When it comes to financial statements prepared by a CPA (Certified Public Accountant), there are three levels of presentation:
Compilation – This is the lowest level and does not include any checking or verification of the numbers by the accounting firm. The numbers are merely “compiled” by the CPA.
Review – Some checking and “review” by the CPA.
Audit – The CPA performs analysis and verifications to authenticate the numbers.
Bond underwriters expect better prepared financials for higher amounts of surety credit. This means contractors that have large bonding lines must provide Audited company financial statements (FSs). Sureties and bankers are more confident when analyzing an audited FS – we assume everyone would have these high quality financial reports if it wasn’t for the cost.
Because of the time and human resources involved, a Review is less expensive than an Audit, and a Compilation is the least expensive of the three.
So in comes your contractor client who, for a number of reasons, decided to have a Compilation at the last fiscal year-end. Now a large project needs to be bonded, and from a size standpoint, the underwriter normally expects a Reviewed FS. If it is not practical to go back and upgrade the Compilation to a Review, what are your options?
The underwriter may be willing to work with the Compilation FS if some key elements are documented and / or verified. Such an analysis is the heart of the difference between a Compilation and a Review.
At the minimum the underwriter is likely to ask for proof of cash, aged receivables (A/R) and payables (A/P), and a Work in Process (WIP) Schedule. Let’s go over each one briefly.
Cash: If the FS date is 12/31, the idea would be to provide proof of the cash amount shown on the FS on that date.

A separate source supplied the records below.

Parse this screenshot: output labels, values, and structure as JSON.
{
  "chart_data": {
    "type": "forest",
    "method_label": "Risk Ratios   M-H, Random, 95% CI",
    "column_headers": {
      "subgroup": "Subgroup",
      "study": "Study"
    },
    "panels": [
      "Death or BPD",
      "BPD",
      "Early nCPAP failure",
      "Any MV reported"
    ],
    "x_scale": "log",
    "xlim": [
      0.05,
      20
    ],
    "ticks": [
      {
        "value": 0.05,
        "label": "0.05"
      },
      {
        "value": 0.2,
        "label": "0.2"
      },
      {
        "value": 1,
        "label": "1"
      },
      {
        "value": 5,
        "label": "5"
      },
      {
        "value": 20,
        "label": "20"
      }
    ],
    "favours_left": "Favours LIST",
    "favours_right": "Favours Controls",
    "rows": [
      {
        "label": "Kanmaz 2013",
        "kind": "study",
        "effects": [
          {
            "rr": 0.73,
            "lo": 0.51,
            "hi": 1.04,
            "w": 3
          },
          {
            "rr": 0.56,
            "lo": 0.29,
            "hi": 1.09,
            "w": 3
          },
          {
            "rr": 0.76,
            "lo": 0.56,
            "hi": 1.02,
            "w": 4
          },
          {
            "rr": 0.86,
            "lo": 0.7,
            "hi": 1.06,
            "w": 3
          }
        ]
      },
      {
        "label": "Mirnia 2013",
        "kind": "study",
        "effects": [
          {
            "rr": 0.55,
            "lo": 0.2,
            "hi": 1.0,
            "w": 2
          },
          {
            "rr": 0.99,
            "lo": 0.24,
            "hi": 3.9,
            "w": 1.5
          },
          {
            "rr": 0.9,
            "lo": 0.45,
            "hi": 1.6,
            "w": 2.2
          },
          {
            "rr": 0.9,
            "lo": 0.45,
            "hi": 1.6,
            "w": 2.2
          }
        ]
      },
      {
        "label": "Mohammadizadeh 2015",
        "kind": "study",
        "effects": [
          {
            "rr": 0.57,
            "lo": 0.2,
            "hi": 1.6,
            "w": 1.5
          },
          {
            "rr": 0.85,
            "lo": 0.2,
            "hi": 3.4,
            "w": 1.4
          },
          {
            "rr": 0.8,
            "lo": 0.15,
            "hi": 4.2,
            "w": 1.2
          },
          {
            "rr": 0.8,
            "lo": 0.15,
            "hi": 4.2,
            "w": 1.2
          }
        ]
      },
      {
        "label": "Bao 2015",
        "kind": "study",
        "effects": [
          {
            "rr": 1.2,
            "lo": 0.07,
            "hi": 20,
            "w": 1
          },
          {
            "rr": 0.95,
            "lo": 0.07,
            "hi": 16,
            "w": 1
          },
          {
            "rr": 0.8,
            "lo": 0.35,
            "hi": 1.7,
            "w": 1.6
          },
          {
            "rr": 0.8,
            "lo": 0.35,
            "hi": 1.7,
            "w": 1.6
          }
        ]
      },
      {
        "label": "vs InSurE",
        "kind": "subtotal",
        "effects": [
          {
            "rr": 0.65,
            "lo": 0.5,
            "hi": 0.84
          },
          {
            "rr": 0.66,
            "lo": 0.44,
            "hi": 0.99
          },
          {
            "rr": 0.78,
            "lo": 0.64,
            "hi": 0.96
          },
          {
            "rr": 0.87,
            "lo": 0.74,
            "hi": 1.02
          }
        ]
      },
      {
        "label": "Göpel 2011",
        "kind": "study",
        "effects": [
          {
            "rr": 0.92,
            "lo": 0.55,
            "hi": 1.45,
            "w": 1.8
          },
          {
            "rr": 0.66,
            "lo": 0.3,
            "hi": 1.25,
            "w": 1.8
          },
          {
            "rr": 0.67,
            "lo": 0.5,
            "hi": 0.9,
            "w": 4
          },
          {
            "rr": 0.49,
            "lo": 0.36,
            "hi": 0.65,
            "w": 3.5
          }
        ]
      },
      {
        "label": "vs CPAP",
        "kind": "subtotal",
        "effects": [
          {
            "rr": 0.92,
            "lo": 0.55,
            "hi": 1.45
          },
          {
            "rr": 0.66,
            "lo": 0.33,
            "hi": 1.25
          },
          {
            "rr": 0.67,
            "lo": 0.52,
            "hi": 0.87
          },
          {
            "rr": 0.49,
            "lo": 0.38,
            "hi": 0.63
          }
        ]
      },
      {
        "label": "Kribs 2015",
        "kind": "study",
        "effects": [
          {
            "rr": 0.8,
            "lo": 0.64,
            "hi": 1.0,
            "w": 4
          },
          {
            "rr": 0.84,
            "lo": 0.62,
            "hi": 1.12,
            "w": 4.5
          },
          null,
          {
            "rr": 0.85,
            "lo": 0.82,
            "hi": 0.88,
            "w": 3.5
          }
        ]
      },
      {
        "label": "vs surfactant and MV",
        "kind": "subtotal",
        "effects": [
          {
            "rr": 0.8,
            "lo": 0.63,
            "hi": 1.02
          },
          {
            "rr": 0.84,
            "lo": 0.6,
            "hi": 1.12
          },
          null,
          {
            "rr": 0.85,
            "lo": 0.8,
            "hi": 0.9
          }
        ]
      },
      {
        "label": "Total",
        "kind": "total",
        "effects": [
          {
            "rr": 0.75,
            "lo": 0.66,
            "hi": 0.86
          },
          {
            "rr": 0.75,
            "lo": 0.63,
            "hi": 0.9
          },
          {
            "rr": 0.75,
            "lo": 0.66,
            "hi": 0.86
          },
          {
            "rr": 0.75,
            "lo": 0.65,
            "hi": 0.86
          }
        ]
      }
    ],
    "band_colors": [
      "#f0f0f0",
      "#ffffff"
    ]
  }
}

If the FS shows $52,125 cash, you need bank or brokerage statements adding up to that figure for 12/31.
A/R & A/P: These reports should be as of the FS date and add up to the receivable and payables listed on the FS. The A/R should be broken down by age showing how much is current, 60, 90, and over 90 days old. Retainages should be identified since they are not regular “trade receivables.” It is also beneficial to indicate which receivables were subsequently collected after the fiscal date. Payables should also be aged.

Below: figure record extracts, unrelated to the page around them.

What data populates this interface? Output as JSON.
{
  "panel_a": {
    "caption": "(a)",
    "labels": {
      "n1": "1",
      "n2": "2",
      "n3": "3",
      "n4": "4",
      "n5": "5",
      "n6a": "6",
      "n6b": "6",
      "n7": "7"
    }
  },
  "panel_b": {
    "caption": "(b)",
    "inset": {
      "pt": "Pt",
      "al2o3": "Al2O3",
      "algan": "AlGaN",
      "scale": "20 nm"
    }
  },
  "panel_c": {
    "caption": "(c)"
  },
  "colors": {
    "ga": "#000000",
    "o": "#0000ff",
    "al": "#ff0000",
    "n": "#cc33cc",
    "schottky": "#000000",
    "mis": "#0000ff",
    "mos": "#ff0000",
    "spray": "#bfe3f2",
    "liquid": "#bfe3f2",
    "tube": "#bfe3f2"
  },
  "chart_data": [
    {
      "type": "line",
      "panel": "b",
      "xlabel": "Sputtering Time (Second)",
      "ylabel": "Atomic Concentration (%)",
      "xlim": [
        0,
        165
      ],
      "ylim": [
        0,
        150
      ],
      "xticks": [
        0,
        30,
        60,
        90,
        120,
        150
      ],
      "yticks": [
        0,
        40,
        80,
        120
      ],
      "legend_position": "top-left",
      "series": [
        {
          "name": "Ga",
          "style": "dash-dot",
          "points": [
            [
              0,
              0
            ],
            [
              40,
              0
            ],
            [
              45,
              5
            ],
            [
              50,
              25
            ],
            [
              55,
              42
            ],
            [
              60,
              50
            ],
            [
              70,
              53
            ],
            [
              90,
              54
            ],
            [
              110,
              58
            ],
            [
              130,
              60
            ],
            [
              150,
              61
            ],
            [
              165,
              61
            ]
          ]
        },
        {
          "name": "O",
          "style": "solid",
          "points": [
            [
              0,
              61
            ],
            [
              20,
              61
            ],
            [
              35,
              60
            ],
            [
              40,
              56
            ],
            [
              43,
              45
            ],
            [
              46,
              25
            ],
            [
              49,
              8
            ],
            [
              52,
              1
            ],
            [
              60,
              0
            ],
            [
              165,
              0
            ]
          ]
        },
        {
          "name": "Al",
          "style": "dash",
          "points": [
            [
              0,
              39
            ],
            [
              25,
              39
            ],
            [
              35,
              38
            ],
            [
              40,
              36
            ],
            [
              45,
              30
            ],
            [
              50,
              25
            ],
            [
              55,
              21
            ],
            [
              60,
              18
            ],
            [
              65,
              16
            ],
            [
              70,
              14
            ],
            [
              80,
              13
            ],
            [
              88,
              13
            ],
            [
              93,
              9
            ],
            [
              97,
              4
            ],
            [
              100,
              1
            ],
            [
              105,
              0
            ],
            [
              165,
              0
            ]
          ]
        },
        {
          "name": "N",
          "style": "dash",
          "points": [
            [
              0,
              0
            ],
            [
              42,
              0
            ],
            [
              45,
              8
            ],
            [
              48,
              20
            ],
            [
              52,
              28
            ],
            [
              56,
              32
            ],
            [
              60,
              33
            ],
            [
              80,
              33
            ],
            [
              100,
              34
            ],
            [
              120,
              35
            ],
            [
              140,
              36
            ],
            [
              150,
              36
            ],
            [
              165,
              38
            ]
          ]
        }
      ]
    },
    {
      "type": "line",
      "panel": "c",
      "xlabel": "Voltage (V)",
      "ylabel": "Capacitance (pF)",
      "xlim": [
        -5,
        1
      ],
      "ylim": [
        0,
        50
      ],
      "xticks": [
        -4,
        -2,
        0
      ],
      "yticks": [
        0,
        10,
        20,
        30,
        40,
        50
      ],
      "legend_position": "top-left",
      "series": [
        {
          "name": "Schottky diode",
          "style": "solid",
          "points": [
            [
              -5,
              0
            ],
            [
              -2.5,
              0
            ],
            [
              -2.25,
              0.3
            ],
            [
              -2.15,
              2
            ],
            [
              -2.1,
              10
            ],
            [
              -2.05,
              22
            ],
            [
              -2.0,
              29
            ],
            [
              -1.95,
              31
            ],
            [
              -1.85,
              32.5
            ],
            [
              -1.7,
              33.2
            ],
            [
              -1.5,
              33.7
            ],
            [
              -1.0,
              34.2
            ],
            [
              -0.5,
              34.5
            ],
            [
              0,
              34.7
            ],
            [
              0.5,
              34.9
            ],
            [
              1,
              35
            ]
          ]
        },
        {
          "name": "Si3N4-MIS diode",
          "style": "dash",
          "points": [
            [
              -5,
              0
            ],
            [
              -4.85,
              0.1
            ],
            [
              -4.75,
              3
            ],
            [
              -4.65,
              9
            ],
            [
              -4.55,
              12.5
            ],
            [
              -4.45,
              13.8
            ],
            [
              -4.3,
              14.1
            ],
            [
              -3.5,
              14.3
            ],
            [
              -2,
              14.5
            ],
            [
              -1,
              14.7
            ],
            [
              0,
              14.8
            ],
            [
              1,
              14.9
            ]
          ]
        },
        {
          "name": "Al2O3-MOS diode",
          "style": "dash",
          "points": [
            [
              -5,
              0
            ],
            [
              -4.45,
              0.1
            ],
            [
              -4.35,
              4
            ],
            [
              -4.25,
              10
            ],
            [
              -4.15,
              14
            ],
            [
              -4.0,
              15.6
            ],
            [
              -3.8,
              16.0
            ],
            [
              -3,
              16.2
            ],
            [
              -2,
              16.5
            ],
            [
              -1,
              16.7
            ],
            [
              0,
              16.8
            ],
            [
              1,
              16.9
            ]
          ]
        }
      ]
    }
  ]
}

WIP Schedule: Needed as of the fiscal date to support the analysis of the company balance sheet.
This strategy is not as good as actually having a CPA Review, but the analysis performed by the underwriter could substitute for a Review and justify issuance of a bond. Plus, such services performed by the underwriter are free! So, even though this is not really an Audit or Review, you can think of it as the “World’s Cheapest Audit.” It can be just what you need to get a bond and keep moving forward with the file.
For the future, if similar sized bonds are likely, the client should plan on having a Review performed at the next fiscal year-end – it will help with surety and bank credit. Added bonus: The company will have better documents for management review and the accountants will provide professional guidance that is not included with a Compilation.